I thought that the whole discussion was started because being Paragon (or any higher progression tier) inherently provided more value? It's not a given that the goal of an alt is to speedrun the game for the best value deals. BGs with a low level account sounds like a lot of fun tbh and I'd rather do that with random and low ranked champs.
4. "I don't think forum users / end game players realise how tedious Act 5 and 6 are in the current setting. That was endgame content when they cleared it, it is mostly a chore now. They were perfectly acceptable progression gates then, they probably aren't now despite the changes to those acts." I might argue that you also are making some assumptions here. I don't remember anyone thinking Act 6 was ever a blast (multiple nerfs ago) outside of the GM fight. It was most definitely a chore then, but a necessary one. I don't think you really backed up your claim that it has changed, just purely stated it. To combine this with your earlier point of the resource drain of story content, it was far greater comparatively when Act 6 came around (or before) and that was some of the most endgame content in game. It has become far easier, which doesn't seem to back up your claim that it is just "tedious" yet also somehow a "roadblock".
And before anyone else says anything... No no Conq or any other progression lvl offers.. Paragon like only... U don't get to choose stuff you can use right away .. U will buy stuff that you will use in the far far away future only!!...
Rofl
Maybe I'll put it in a different way, Act 6 is tedious for me, because I don't want to touch it again. If I started an alt now, I would stop at Cav and then just focus on other modes. Act 6 is a roadblock for emerging players, because they've never been through it before. Which was ok when TB was the pinnacle of the game. Now there is Paragon and maybe in six months or so, we'll have another title (and hopefully 8.3 and 8.4). Act 6 being one of the major gates for roster progress isn't an ideal situation then.
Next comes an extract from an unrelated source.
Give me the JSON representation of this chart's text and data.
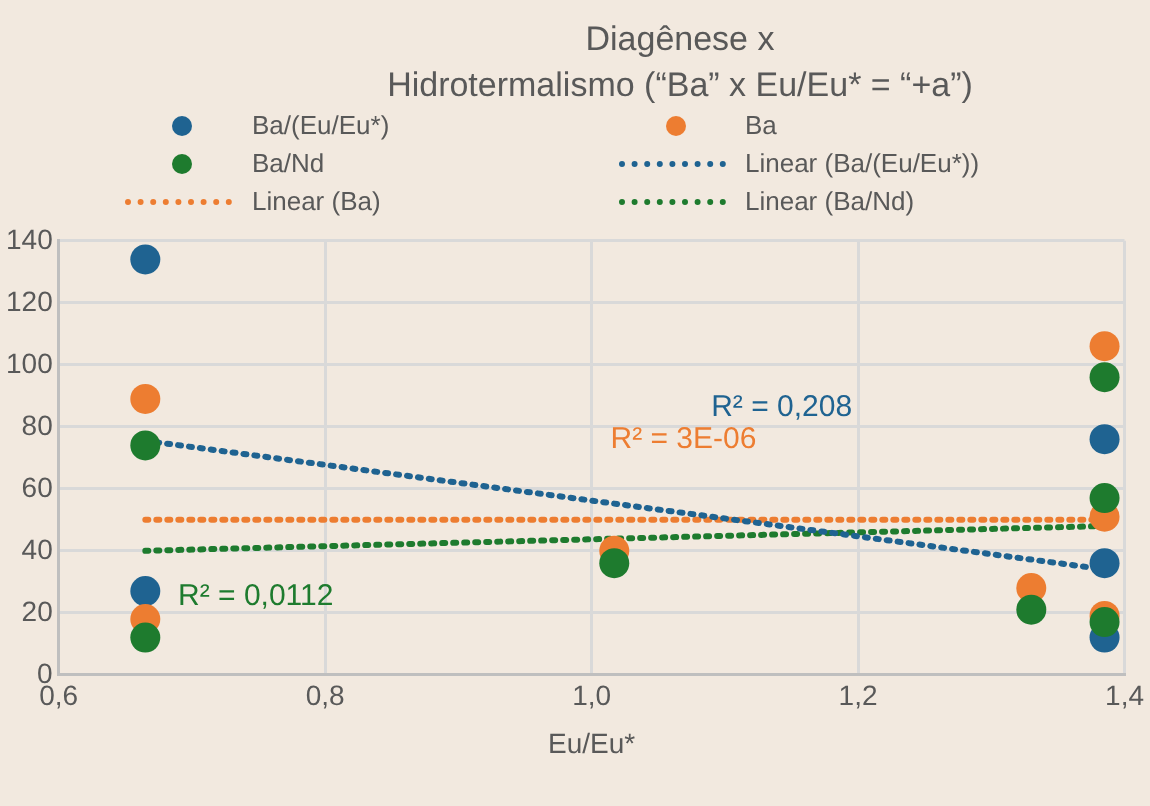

I had skills like dexing etc. well before I did the GM fight. The practice for GM fight was just that, practice for GM fight. Then I moved on and never thought about it again. Hasn't impacted my gameplay anywhere else. Honestly, where I really learnt to fight smartly was AW/AQ, because I realised that I was costing my alliance by not being as good as I can be. I called those fights "niche", because that's what they are. They are interesting, they probably deserve their own showcase, but they shouldn't be gatekeeping player progress on the roster side.
MCOC is a collection game and a resource management game. It doesn't make sense to create a major barrier to champion collection and resource acquisition in the middle of the story content (Act 6 is no longer endgame content).
Yeah it’s cool to have “titles” in the game but there can be other paths to progression in the game that measure skill, like placing in Battle grounds. One can argue getting into the Gladiator Circle is harder than finishing Story Mode.